Gabi hält sich selbst für eine zufriedene Frau, aber manchmal hat sie das Gefühl, dass das Schicksal ihr etwas Wesentliches vorenthält, das nämlich, was sie brauchen würde, um auch eine glückliche Frau zu werden. Und wenn sie in so einer Stimmung ist, vergisst sie ihre normale Fröhlichkeit und wird streitsüchtig, und dann hat ihr Mann Stephan nichts zu lachen, und ihre Kinder beschweren sich über ihre Ungerechtigkeit.

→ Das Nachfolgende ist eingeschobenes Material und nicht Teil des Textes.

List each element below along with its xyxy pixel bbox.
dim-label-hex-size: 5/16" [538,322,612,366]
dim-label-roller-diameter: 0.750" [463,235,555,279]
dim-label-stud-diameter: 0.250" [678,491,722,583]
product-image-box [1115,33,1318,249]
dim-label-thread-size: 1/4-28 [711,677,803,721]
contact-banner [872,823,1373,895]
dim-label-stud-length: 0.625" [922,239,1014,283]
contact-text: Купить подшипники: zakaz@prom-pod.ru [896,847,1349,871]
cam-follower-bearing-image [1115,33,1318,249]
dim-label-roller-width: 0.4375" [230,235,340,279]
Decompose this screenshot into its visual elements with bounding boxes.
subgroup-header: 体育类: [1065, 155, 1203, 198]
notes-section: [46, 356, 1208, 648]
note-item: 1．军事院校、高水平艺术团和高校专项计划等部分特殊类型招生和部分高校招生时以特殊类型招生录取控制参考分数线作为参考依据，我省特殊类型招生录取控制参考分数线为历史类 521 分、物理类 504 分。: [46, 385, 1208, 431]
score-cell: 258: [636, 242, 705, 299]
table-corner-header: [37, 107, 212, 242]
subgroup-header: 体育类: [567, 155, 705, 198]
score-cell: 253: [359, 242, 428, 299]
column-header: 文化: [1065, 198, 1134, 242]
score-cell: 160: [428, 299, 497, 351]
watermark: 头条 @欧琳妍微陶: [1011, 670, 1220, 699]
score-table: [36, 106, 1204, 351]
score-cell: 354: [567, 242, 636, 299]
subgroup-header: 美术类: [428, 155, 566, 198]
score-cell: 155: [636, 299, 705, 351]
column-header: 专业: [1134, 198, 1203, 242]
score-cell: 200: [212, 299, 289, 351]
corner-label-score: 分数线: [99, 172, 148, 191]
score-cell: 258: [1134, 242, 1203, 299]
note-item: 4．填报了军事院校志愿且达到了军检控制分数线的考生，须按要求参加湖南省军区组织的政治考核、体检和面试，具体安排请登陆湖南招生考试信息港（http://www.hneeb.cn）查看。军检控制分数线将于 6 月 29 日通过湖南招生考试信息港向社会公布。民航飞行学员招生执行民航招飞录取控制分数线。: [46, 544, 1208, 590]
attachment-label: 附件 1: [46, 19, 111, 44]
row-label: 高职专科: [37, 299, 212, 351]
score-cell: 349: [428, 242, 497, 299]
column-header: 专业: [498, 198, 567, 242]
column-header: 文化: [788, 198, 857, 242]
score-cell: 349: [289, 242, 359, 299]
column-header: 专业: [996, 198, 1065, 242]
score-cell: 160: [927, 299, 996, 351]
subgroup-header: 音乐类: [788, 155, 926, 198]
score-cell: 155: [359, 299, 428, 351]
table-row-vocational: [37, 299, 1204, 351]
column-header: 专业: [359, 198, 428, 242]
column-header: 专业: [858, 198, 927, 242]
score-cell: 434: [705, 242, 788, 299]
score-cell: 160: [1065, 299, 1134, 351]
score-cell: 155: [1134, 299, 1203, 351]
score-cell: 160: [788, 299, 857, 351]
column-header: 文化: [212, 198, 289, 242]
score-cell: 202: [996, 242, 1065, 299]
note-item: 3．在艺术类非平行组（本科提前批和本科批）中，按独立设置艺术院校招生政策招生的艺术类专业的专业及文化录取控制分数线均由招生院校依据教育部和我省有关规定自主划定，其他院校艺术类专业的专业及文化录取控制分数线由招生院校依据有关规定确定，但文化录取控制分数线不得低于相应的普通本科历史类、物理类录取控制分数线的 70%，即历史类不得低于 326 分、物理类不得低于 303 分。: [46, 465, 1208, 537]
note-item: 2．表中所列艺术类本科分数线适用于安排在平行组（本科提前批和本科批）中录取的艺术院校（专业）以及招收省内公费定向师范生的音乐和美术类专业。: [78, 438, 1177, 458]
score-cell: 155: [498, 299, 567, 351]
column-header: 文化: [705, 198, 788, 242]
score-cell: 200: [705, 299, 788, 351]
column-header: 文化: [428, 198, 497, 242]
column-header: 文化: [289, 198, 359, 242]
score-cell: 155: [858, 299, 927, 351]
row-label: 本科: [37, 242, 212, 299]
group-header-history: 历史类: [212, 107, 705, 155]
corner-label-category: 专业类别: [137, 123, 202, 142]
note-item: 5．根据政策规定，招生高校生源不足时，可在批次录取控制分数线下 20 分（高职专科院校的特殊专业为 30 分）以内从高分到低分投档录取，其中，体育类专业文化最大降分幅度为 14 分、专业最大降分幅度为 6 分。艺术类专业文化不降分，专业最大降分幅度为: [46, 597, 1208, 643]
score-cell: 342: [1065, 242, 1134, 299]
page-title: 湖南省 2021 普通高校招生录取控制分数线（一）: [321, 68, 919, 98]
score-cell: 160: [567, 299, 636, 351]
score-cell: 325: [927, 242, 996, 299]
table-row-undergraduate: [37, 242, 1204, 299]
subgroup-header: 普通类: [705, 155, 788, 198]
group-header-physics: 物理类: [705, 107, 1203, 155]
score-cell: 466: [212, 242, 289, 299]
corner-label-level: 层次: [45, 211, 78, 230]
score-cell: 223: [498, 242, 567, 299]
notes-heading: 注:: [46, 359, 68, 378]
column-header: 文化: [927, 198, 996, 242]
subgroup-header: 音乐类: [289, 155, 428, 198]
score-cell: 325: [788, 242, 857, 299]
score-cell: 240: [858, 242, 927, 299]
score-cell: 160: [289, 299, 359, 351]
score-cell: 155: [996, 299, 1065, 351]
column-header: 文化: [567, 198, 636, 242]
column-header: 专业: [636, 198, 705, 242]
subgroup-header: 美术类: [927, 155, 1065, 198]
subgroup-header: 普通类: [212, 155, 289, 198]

Dabei ist ihr Leben genau so, wie sie es sich immer gewünscht und vorgestellt hat. Stephan verdient gut. Sie sind nicht reich, aber sie haben ein hübsches Haus und vier durchaus wohlgeratene Kinder. Annika ist mit ihren zehn Jahren die Jüngste, es folgen der zwölfjährige Jo, der achtzehnjährige Martin und die zwanzigjährige Franzi. Wie die Orgelpfeifen, sagt Stephan manchmal, und er klingt so stolz, als ob er die Kinder selbst auf die Welt gebracht hätte. Gabi erklärt ihm dann gern, wie es sich wirklich verhält – ihr war in den ersten drei Monaten schlecht, sie hatte den dicken Bauch und die Schmerzen bei den Geburten. Woraufhin Stephan oft dreist erwidert, ob sie nicht ganz schnell noch ein fünftes Kind machen wollen, und Gaby lacht und antwortet: »Spinnst du, vier reichen ja wohl!«
Und das findet sie wirklich. Andererseits ist sie letztes Jahr vierzig geworden, weshalb sich die Frage nach einer weiteren Schwangerschaft bald komplett erübrigt haben würde, und das ist ihr dann ebenso wenig recht. Den Geburtstag hat sie jedenfalls als Einschnitt empfunden. Sie ist zwar noch nicht alt, aber auch nicht mehr jung. Und immer wieder beschleicht sie das Gefühl, etwas versäumt zu haben, selbst wenn sie nicht weiß, was das genau sein soll.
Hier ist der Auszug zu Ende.